Marcelo começou por sublinhar que as metas do Programa de Estabilidade representam “um esforço muito grande em termos orçamentais ao longo dos próximos anos”.

Aqui radicam as incógnitas e as dúvidas presidenciais, mas rodeadas de optimismo: “Tenho a esperança de [ver cumprir] estes compromissos do Estado português, que para o ano que vem já são muito exigentes, porque se trata de um corte de 1400 milhões de euros e uma redução do défice para 1,4% [do PIB], mais do que se esperava, e depois vai descendo progressivamente até se ter um superavit, um excesso, em 2020, mas em 2019 já temos menos 0,1% .

Agora que o Programa está aprovado – tudo indica que não será submetido a votos no Parlamento, quando for discutido, na próxima quarta-feira, há ainda duas questões sublinhadas pelo Presidente da República.

A primeira é saber se a Comissão Europeia aceita ou não estes compromissos do Estado português: “Eu espero que sim”, afirma Marcelo. “Isso é fundamental, e é já em Maio que saberemos. Isso era já um começo de vida e um sinal positivo para os próximos tempos”, acrescentou, apontando já para o próximo Orçamento do Estado para 2017, que deverá assentar nestes compromissos.

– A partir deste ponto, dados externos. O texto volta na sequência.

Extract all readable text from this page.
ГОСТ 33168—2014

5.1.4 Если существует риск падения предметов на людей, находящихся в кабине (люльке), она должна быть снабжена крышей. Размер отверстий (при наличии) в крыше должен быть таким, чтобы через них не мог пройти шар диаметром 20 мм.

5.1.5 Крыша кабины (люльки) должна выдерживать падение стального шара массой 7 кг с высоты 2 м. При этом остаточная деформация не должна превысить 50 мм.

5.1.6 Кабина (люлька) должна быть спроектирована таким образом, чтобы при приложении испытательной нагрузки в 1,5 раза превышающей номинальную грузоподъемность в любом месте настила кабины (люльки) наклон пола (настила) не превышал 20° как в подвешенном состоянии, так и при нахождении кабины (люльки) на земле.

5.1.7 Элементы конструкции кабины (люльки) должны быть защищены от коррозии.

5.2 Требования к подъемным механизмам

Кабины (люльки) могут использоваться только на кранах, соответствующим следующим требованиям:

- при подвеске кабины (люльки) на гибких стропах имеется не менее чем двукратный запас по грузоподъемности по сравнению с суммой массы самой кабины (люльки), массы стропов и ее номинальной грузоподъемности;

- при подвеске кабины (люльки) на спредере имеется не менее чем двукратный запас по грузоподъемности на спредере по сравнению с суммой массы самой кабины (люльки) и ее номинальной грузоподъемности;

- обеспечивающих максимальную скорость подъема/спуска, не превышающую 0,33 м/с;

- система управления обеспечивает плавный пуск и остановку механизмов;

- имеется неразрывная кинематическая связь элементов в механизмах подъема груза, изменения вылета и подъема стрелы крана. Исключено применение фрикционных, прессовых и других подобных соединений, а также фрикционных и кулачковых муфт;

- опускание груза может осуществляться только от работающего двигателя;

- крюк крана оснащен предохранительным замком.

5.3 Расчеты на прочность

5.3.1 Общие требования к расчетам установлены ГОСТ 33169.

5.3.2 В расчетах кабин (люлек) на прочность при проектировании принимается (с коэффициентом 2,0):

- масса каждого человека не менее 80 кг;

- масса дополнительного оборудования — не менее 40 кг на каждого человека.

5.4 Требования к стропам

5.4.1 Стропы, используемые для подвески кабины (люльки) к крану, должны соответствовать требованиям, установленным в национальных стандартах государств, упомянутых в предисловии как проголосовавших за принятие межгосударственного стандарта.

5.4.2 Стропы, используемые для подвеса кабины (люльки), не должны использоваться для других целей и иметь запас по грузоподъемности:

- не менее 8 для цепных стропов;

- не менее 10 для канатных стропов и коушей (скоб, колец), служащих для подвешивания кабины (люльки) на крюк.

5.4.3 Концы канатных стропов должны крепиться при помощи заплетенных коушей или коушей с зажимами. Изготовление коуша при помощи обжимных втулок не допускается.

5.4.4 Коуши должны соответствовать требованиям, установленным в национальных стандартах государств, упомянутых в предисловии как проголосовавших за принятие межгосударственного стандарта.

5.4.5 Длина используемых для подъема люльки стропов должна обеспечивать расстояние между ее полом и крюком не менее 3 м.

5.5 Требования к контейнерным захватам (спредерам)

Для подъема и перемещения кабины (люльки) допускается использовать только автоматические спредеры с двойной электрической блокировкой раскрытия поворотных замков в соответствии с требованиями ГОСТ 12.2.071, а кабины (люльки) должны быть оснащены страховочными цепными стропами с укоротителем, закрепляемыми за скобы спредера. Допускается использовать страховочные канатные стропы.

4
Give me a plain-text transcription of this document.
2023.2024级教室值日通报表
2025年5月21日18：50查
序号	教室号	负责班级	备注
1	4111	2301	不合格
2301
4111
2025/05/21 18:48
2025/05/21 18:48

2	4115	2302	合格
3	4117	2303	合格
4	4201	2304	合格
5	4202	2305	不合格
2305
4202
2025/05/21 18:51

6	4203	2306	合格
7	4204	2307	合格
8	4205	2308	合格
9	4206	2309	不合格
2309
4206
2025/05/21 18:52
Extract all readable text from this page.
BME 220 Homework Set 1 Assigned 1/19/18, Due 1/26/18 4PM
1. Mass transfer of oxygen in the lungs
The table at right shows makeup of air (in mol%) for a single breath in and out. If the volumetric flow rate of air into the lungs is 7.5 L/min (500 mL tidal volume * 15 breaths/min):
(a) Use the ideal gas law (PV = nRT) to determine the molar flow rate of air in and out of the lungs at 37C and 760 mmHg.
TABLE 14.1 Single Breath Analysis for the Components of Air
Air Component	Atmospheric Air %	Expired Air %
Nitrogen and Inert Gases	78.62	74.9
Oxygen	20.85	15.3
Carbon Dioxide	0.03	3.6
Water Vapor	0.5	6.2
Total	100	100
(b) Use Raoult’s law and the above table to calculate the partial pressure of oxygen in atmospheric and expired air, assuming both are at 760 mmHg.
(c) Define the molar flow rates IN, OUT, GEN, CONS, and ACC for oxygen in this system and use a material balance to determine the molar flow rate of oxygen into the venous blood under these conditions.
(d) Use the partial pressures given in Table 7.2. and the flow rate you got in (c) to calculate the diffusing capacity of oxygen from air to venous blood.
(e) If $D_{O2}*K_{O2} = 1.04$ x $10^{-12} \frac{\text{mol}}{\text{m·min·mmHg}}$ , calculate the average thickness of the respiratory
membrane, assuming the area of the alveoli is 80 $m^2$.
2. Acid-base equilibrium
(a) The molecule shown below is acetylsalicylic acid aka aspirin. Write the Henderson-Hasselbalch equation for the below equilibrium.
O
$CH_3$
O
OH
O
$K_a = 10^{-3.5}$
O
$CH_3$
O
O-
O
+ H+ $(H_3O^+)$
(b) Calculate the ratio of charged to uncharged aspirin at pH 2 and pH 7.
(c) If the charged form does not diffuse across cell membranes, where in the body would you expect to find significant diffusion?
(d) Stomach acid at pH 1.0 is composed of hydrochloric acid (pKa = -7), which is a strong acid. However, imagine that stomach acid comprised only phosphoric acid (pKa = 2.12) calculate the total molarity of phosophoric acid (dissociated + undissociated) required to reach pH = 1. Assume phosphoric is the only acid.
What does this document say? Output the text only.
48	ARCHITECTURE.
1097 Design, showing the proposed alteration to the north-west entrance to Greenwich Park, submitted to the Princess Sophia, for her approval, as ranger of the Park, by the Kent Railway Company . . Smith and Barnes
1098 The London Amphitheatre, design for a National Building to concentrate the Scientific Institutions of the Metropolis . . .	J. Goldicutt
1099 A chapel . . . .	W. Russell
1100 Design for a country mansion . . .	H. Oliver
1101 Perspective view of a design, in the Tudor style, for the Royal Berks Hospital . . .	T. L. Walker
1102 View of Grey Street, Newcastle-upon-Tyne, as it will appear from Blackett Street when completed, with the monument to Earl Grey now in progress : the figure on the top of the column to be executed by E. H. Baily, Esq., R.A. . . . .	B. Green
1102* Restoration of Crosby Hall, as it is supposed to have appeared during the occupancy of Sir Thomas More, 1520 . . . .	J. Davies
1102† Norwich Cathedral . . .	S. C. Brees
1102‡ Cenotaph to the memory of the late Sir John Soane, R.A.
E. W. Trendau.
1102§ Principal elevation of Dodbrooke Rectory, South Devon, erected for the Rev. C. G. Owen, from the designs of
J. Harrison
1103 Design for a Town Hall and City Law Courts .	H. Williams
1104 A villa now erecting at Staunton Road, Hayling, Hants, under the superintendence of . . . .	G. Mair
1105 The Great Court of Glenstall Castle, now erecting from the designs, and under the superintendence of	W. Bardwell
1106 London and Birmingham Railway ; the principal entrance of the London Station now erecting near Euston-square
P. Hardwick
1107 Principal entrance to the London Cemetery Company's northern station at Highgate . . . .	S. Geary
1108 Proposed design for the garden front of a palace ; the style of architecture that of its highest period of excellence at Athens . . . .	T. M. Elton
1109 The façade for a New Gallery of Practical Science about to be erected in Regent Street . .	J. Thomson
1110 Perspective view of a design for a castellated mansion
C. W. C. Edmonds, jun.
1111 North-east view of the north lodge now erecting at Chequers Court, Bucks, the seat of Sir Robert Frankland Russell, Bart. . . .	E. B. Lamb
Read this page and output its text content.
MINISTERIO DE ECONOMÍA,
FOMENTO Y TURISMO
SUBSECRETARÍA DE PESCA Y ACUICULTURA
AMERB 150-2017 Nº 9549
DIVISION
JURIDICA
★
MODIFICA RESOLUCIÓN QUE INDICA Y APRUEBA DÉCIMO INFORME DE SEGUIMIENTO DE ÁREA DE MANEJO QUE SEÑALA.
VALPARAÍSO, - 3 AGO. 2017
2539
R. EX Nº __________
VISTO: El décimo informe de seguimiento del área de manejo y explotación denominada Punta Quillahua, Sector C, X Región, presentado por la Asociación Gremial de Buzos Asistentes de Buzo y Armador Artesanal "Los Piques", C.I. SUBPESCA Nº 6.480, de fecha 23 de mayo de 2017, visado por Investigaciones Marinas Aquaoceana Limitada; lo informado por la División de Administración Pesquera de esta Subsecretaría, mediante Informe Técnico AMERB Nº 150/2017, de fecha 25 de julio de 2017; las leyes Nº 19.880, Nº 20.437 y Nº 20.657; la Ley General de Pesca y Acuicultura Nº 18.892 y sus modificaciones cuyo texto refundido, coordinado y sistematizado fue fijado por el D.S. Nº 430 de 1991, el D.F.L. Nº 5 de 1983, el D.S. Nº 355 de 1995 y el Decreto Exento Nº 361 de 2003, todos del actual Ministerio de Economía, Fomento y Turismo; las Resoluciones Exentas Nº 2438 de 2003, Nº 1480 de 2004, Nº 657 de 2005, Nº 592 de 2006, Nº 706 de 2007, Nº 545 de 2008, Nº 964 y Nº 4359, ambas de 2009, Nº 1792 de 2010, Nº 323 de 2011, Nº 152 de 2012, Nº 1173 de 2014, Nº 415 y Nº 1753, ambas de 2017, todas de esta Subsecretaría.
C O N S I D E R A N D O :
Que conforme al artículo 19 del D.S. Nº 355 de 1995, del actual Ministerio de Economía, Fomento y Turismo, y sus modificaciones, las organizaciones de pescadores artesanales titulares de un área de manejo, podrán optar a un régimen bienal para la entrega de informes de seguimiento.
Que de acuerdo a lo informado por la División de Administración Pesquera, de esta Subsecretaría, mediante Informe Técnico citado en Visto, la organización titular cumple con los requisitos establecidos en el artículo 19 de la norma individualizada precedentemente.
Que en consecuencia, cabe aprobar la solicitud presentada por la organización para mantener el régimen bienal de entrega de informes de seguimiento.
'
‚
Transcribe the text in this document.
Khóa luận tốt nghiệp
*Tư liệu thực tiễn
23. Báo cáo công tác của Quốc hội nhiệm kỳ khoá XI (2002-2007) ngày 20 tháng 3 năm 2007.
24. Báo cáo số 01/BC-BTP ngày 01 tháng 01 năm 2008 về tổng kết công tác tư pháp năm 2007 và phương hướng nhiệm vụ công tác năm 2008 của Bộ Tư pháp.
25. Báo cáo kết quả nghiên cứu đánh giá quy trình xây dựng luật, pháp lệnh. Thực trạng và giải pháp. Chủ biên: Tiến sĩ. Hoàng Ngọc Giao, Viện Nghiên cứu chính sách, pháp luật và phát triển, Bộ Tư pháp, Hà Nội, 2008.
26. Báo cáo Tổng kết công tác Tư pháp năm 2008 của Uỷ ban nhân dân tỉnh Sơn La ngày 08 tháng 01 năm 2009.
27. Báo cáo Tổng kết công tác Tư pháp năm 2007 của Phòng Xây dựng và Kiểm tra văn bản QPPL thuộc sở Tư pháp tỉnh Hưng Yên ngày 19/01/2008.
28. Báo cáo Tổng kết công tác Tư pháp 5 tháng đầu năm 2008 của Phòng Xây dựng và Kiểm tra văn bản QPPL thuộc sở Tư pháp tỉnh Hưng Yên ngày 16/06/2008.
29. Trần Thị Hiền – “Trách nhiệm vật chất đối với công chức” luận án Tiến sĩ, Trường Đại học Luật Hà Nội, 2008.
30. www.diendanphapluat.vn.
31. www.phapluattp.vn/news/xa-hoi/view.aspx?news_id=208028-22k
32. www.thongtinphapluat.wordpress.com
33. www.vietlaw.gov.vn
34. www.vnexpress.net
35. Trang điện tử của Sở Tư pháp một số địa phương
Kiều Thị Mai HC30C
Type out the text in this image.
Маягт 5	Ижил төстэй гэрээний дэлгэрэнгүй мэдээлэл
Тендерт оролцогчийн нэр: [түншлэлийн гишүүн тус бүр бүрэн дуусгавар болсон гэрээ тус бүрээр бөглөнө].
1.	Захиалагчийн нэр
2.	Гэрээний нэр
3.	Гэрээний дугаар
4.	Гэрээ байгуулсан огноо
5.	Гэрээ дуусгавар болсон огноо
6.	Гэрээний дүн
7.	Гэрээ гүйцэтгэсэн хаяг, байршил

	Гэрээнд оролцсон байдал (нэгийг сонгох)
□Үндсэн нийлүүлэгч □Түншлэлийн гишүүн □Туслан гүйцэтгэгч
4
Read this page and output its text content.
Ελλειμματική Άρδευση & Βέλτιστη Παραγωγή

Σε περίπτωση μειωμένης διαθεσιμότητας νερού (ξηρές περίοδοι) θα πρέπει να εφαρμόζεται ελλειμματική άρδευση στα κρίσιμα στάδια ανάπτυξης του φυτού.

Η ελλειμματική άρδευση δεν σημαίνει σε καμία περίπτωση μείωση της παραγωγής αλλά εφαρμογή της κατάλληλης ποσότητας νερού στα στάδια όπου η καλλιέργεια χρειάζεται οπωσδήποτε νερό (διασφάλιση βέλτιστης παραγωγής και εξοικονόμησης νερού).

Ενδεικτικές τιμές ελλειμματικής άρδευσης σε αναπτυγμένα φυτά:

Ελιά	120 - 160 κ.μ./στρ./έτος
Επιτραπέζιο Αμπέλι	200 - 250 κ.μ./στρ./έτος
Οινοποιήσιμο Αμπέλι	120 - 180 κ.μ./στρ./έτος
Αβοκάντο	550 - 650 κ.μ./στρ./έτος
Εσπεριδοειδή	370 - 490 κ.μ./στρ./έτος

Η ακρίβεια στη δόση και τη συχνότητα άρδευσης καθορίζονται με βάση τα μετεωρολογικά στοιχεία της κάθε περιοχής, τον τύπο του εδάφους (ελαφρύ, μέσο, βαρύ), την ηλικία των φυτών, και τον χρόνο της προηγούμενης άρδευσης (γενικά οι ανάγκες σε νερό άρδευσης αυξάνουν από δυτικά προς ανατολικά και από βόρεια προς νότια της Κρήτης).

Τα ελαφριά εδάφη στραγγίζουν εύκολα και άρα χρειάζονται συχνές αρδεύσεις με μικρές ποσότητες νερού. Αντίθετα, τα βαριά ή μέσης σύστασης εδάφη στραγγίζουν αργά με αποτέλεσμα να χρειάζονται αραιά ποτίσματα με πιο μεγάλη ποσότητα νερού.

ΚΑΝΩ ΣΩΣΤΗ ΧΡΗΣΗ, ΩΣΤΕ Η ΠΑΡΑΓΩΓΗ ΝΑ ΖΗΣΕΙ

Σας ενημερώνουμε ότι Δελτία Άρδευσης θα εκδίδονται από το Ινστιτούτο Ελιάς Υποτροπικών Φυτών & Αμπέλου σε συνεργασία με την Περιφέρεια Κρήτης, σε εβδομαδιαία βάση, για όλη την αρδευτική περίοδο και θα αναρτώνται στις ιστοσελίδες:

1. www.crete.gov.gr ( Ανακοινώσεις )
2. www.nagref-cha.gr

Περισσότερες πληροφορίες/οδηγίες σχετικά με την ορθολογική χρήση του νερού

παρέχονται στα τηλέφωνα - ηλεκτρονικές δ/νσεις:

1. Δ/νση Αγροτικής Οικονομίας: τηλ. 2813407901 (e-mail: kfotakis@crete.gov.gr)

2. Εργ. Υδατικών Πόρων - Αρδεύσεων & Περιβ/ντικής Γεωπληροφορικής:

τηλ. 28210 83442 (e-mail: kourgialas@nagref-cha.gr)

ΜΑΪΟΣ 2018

A segunda questão em que fez questão de insistir “é de saber se é possível ou não [concretizá-lo], porque implica uma redução muito grande das despesas do Estado, da Administração Pública em geral”.

Um recado para o Governo e para a esquerda que o apoia, e cujas reivindicações representam quase sempre despesa para o Estado: “Vamos ver se vai haver ou não essa contenção, porque implica um corte muito drástico de despesas, porventura de cativação de despesas já este ano e sobretudo no ano que vem”.

Na sexta-feira de manhã, o primeiro-ministro vai até Évora levar ao Presidente o Programa de Estabilidade, no âmbito da reunião semanal que ali se realiza. Nessa altura todas estas questões poderão ser discutidas, assim como qual a receptividade que os partidos que apoiam o Governo – BE, PCP e PEV – tiveram ao documento. Marcelo recebe estes partidos na terça-feira, antes do debate parlamentar do dia seguinte.